Making a home for happiness

In an earlier post I wrote about the significance that bluebirds have played in my life during the past several months.

As my word for 2019 is DELIBERATE, I decided to try to make bluebird sightings less happenstance by setting up a bluebird house in our yard. It sounds simple, and it is on most levels, but there are things to know when trying to create an amenable space for any wildlife. And in my symbolic method of interpreting things, I would say that some of the same principles could apply to the psyche.

The location of the bluebird box is important. Under a tree or any space where there are other birds (particularly sparrows) is a definite no. Bluebirds need a wide margin to establish their nests. Setting up several bluebird houses together is a good idea because it forms a kind of a barrier to the possibility of house sparrows commandeering the nest and harming the eggs or the babies. I learned too late that it is also beneficial to make a kind of scarecrow (see here) as an additional sparrow deterrent.

The nest takes a few weeks to create. And the eggs take a few weeks to incubate. and a few more weeks until the (very ugly at first) babies are ready to fly away. And then the nesting cup gets replaced to start the process all over again

With some hesitation and fear of oversimplifying and sentimentalizing, I can say that I have found by experience that there are some crossover guidelines for happiness in ourselves.

  • Allowing ourselves the needed elbow room for our own healing and happiness.
  • Knowing that even “good things” can take over our attempts for inner peace and our best life if we do not set boundaries.
  • Although we need to love all people, discernment is needed to know who to invite into the inner sanctum. Having a few like minded friends (even one) nearby can provide some protection from intruders.
  • Happiness takes time to establish and there are times to just leave it alone and let it grow organically.
  • Happiness may not look like what we think it should at first.
  • If we want more happiness, we need to keep making deliberate room for it and intentionally invite it in.

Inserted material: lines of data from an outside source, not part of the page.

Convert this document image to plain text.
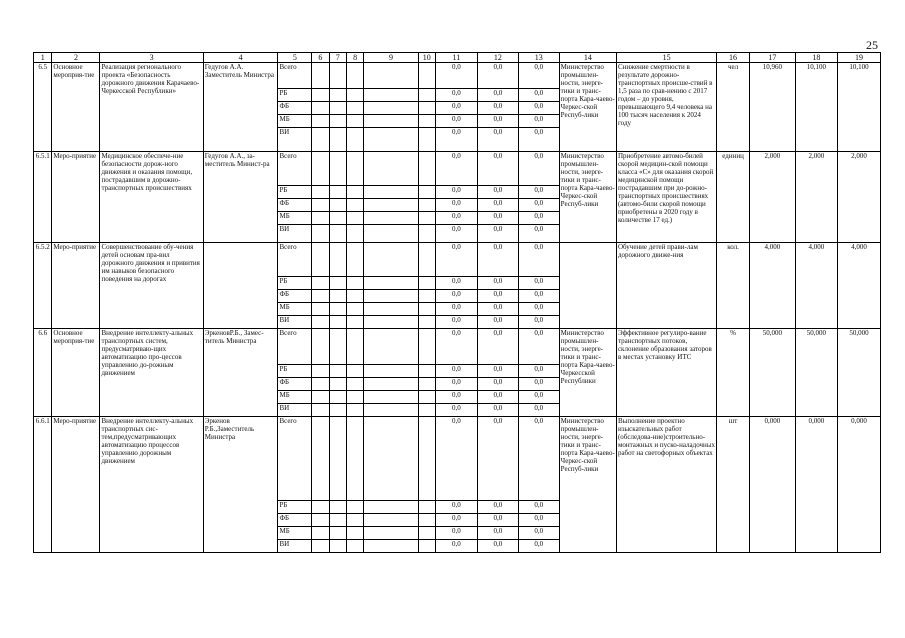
25
1	2	3	4	5	6	7	8	9	10	11	12	13	14	15	16	17	18	19
6.5	Основное мероприя-тие	Реализация регионального проекта «Безопасность дорожного движения Карачаево-Черкесской Республики»	Гедугов А.А. Заместитель Министра	Всего						0,0	0,0	0,0	Министерство промышлен-ности, энерге-тики и транс-порта Кара-чаево-Черкес-ской Респуб-лики	Снижение смертности в результате дорожно-транспортных происше-ствий в 1,5 раза по срав-нению с 2017 годом – до уровня, превышающего 9,4 человека на 100 тысяч населения к 2024 году	чел	10,960	10,100	10,100
				РБ						0,0	0,0	0,0						
				ФБ						0,0	0,0	0,0						
				МБ						0,0	0,0	0,0						
				ВИ						0,0	0,0	0,0						
6.5.1	Меро-приятие	Медицинское обеспече-ние безопасности дорож-ного движения и оказания помощи, пострадавшим в дорожно-транспортных происшествиях	Гедугов А.А., за-меститель Минист-ра	Всего						0,0	0,0	0,0	Министерство промышлен-ности, энерге-тики и транс-порта Кара-чаево-Черкес-ской Респуб-лики	Приобретение автомо-билей скорой медицин-ской помощи класса «С» для оказания скорой медицинской помощи пострадавшим при до-рожно-транспортных происшествиях (автомо-били скорой помощи приобретены в 2020 году в количестве 17 ед.)	единиц	2,000	2,000	2,000
				РБ						0,0	0,0	0,0						
				ФБ						0,0	0,0	0,0						
				МБ						0,0	0,0	0,0						
				ВИ						0,0	0,0	0,0						
6.5.2	Меро-приятие	Совершенствование обу-чения детей основам пра-вил дорожного движения и привития им навыков безопасного поведения на дорогах		Всего						0,0	0,0	0,0		Обучение детей прави-лам дорожного движе-ния	кол.	4,000	4,000	4,000
				РБ						0,0	0,0	0,0						
				ФБ						0,0	0,0	0,0						
				МБ						0,0	0,0	0,0						
				ВИ						0,0	0,0	0,0						
6.6	Основное мероприя-тие	Внедрение интеллекту-альных транспортных систем, предусматриваю-щих автоматизацию про-цессов управлению до-рожным движением	ЭркеновР.Б., Замес-титель Министра	Всего						0,0	0,0	0,0	Министерство промышлен-ности, энерге-тики и транс-порта Кара-чаево-Черкесской Республики	Эффективное регулиро-вание транспортных потоков, склонение образования заторов в местах установку ИТС	%	50,000	50,000	50,000
				РБ						0,0	0,0	0,0						
				ФБ						0,0	0,0	0,0						
				МБ						0,0	0,0	0,0						
				ВИ						0,0	0,0	0,0						
6.6.1	Меро-приятие	Внедрение интеллекту-альных транспортных сис-тем,предусматривающих автоматизацию процессов управлению дорожным движением	Эркенов Р.Б.,Заместитель Министра	Всего						0,0	0,0	0,0	Министерство промышлен-ности, энерге-тики и транс-порта Кара-чаево-Черкес-ской Респуб-лики	Выполнение проектно изыскательных работ (обследова-ние)строительно-монтажных и пуско-наладочных работ на светофорных объектах	шт	0,000	0,000	0,000
				РБ						0,0	0,0	0,0						
				ФБ						0,0	0,0	0,0						
				МБ						0,0	0,0	0,0						
				ВИ						0,0	0,0	0,0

Tomorrow I will be replacing the nesting cup and starting on another intentional joy invitation: something I am calling “the Emily project” for now. On the anniversary of her death, May 15, I am gifting myself the next 12 months to immerse myself a bit more in Emily world. Poetry, biographies, nature, and many to be determined pieces will frame the year. Walking the tricky middle road of protecting my time and keeping a sense of adventure will be a challenge for me I know, but I feel ready.

Wishing you spaciousness for your own overtures to joy.